H&H, for my money, are nice and chewy, but then what do I know? I'm a Presbyterian from Akron. Will check out Bagel Hole tomorrow.
Is it true that one can buy H&H bagels at Fairway for a fraction of the price? Are they left-overs?
Enjoyed the show--P.C. or not.
for fans of his, type arthur schwartz in google, click on his site and sign up for his newsletter. his occasional letters will truly make your lives better. there is also a link for his weekly podcasts (of a show he makes for a station in CT).
Wonderful segment. I am an Orthodox jew from Brooklyn and I can assure you that Shlishkas have been available forever in Brooklyn and are sold in every deli in Brooklyn.
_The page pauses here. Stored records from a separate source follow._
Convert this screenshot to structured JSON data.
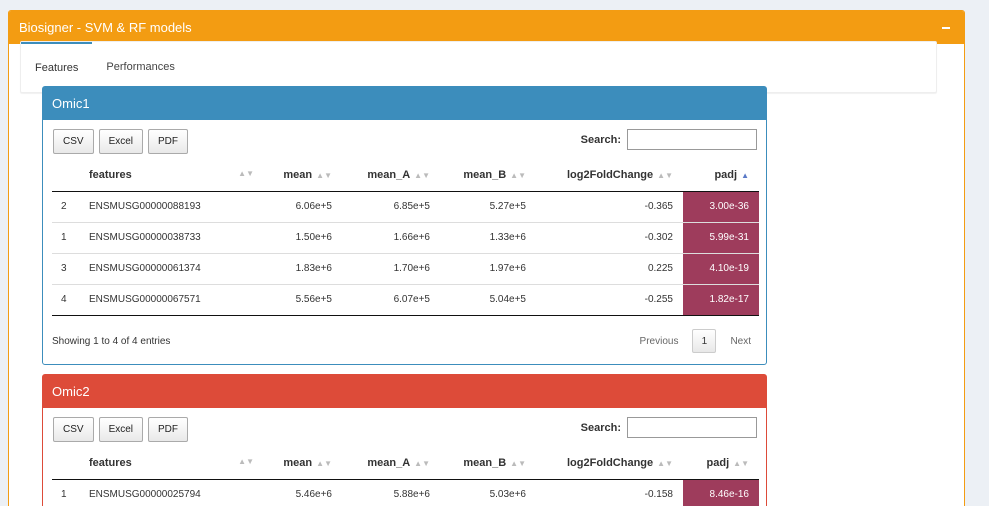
{
  "outer": {
    "title": "Biosigner - SVM & RF models",
    "collapse": "−"
  },
  "tabs": [
    {
      "label": "Features"
    },
    {
      "label": "Performances"
    }
  ],
  "buttons": {
    "csv": "CSV",
    "excel": "Excel",
    "pdf": "PDF"
  },
  "search_label": "Search:",
  "columns": [
    "features",
    "mean",
    "mean_A",
    "mean_B",
    "log2FoldChange",
    "padj"
  ],
  "colors": {
    "header_orange": "#f39c12",
    "omic1_blue": "#3c8dbc",
    "omic2_red": "#dd4b39",
    "padj_cell": "#9e3c5c"
  },
  "omic1": {
    "title": "Omic1",
    "rows": [
      {
        "idx": "2",
        "features": "ENSMUSG00000088193",
        "mean": "6.06e+5",
        "mean_A": "6.85e+5",
        "mean_B": "5.27e+5",
        "log2FoldChange": "-0.365",
        "padj": "3.00e-36"
      },
      {
        "idx": "1",
        "features": "ENSMUSG00000038733",
        "mean": "1.50e+6",
        "mean_A": "1.66e+6",
        "mean_B": "1.33e+6",
        "log2FoldChange": "-0.302",
        "padj": "5.99e-31"
      },
      {
        "idx": "3",
        "features": "ENSMUSG00000061374",
        "mean": "1.83e+6",
        "mean_A": "1.70e+6",
        "mean_B": "1.97e+6",
        "log2FoldChange": "0.225",
        "padj": "4.10e-19"
      },
      {
        "idx": "4",
        "features": "ENSMUSG00000067571",
        "mean": "5.56e+5",
        "mean_A": "6.07e+5",
        "mean_B": "5.04e+5",
        "log2FoldChange": "-0.255",
        "padj": "1.82e-17"
      }
    ],
    "info": "Showing 1 to 4 of 4 entries",
    "pager": {
      "previous": "Previous",
      "page": "1",
      "next": "Next"
    }
  },
  "omic2": {
    "title": "Omic2",
    "rows": [
      {
        "idx": "1",
        "features": "ENSMUSG00000025794",
        "mean": "5.46e+6",
        "mean_A": "5.88e+6",
        "mean_B": "5.03e+6",
        "log2FoldChange": "-0.158",
        "padj": "8.46e-16"
      }
    ]
  }
}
The best bakeries are indeed in BORO PARK. And the best babka is not on Avenue M or Kings Highway but in Boro Park. Strauss' Bakery makes an excellent Chocolate babka; Gombos's is excellent too, though it is of a different style.
Adelman's is on Kings Hwy near Ocean ave - that is nowhere near Williamsburg, FYI. Otherwise, Arthur is right - best pastrami in Brooklyn.
Bagels-4-U bagels are the best bagels.
Best bagels probably H&H. Hard to find old fashioned CHULLENT, LECHOS, oe even KISKA made with the real gut. Times have changed food wise. Unfortunately many foods are called the same name today BUT ARE NOT MADE THE SAME.